Les scientifiques utilisent donc des méthodes spectroscopiques pour analyser la composition chimique des atmosphères d'autres planètes. Ainsi, pour que la vie puisse exister sur une autre planète, cette dernière devrait selon la Nasa avoir de l'eau à sa surface. Elle ne devrait pas être trop ou trop peu éloignée de son étoile, pour que l'eau puisse exister en dépit des différentes périodes géologiques. L'atmosphère devrait également contenir des gaz spécifiques. Elle serait modifiée par la présence de vie, de telle façon que seule l'existence d'organismes vivants soit à l'origine d'un niveau étonnamment élevé de gaz. C'était par exemple l'une des raisons avancées pour plaider en faveur d'une vie sur mars. En janvier 2009, des chercheurs avaient démontré que des bouffées de méthane sont régulièrement lâchées par Mars dans son atmosphère. Or sur notre planète, ce sont les êtres vivants qui produisent à 90% le méthane. De là à penser qu'il y a une vie sur la planète rouge, il n'y a qu'un pas.

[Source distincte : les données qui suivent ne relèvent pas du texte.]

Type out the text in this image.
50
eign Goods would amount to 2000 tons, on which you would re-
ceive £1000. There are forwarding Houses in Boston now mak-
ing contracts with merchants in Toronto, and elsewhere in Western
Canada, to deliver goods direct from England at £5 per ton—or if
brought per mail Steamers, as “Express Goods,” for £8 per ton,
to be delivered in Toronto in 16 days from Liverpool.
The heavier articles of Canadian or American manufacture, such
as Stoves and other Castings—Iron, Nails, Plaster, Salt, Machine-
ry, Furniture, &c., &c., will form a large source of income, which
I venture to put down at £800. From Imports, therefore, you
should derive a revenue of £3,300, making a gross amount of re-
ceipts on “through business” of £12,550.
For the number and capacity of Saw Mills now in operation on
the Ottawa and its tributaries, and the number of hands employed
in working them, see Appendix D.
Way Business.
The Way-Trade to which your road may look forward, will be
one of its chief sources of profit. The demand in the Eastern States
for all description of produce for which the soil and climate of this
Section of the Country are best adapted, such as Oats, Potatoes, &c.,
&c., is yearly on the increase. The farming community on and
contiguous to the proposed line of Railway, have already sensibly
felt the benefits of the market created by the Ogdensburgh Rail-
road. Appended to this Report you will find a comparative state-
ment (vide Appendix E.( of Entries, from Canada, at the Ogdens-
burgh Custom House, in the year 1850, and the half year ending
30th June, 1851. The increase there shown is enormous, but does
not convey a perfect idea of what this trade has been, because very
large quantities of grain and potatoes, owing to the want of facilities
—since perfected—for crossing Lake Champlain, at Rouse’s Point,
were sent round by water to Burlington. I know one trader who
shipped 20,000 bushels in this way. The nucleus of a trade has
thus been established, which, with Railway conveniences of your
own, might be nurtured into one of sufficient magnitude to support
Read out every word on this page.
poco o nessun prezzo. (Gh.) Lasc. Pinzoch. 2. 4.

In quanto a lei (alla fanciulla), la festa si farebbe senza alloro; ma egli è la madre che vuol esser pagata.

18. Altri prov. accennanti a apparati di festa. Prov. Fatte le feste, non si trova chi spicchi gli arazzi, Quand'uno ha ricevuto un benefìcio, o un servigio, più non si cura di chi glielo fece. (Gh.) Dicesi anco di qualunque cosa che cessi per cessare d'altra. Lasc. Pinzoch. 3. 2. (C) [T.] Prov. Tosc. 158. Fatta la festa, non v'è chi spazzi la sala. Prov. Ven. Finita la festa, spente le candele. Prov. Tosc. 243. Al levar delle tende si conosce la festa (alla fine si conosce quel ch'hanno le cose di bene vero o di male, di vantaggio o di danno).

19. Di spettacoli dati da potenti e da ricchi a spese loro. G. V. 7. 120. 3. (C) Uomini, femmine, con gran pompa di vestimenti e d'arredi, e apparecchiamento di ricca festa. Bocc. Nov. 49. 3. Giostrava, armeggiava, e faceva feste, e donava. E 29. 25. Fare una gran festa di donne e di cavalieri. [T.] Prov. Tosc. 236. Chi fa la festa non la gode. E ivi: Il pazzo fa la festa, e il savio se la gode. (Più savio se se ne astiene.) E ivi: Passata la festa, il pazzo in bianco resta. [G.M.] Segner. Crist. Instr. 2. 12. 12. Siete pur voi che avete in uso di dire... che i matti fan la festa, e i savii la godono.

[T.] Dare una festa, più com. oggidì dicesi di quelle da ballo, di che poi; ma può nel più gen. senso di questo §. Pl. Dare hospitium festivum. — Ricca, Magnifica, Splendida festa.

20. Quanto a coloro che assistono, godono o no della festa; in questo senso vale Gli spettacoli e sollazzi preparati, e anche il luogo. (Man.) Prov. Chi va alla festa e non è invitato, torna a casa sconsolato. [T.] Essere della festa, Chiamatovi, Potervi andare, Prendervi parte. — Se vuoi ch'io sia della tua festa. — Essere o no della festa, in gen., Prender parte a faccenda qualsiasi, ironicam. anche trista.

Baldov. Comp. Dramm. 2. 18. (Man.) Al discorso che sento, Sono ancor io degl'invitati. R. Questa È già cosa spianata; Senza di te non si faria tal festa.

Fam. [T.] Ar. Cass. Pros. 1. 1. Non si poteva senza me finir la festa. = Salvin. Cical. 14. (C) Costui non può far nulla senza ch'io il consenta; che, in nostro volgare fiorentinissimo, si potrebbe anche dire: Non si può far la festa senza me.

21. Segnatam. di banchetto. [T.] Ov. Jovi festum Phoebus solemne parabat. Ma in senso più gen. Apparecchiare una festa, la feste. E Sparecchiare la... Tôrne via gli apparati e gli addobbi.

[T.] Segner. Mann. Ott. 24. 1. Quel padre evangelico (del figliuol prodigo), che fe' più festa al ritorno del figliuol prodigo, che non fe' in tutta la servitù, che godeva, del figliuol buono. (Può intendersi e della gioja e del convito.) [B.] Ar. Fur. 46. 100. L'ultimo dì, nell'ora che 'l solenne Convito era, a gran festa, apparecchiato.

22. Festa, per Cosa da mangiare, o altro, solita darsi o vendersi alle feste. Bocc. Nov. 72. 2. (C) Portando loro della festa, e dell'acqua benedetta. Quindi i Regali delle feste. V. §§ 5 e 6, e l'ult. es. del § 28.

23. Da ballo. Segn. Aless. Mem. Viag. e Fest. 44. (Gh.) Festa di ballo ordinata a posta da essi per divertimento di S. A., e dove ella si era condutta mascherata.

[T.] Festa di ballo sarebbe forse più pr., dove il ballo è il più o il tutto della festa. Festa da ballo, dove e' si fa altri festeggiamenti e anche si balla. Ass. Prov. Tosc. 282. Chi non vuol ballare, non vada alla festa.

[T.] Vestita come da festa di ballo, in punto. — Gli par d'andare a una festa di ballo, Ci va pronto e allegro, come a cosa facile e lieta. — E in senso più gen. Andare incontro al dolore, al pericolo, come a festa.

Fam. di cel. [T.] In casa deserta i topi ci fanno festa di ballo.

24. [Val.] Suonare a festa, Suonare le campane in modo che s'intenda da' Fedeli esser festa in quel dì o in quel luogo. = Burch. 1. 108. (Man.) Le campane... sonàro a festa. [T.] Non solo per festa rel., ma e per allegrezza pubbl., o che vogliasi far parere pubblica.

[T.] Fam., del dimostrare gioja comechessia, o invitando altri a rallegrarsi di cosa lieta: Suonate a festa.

Pour étudier l'atmosphère d' une exoplanète, il faut l'observer lorsqu'elle se trouve en face de son étoile centrale. Si la planète a une atmosphère, une partie de la lumière passera à travers elle. Les substances dans l'atmosphère absorbent de façon spécifique certaines longueurs d'onde, et tout cela peut s'observer grâce à un télescope spatial approprié. Les scientifiques peuvent alors déterminer si l'atmosphère contient de l'oxygène, de l'eau, du méthane ou encore du gaz carbonique.

En résumé, l'hypothèse de vie extraterrestre ne peut être établie actuellement que de façon indirecte.

Par ailleurs, le fait que le gouvernement américain réduise le budget alloué à la Nasa de 20% n'annonce rien de bon. Le lancement du télescope spatial James-Webb, censé succéder en 2018 à Hubble et qui devait nous apprendre plus sur l'univers, a été remis à plus tard. Et c'est bien dommage puisque "nous sommes plus proches que jamais de découvrir la vie dans un autre monde" assure Carl Sagan, scientifique et astronome américain à l'origine du programme SETI de recherche d'intelligence extraterrestre, qui regroupe des projets afin de détecter les signaux qu'une intelligence extraterrestre pourrait émettre depuis sa planète d'origine.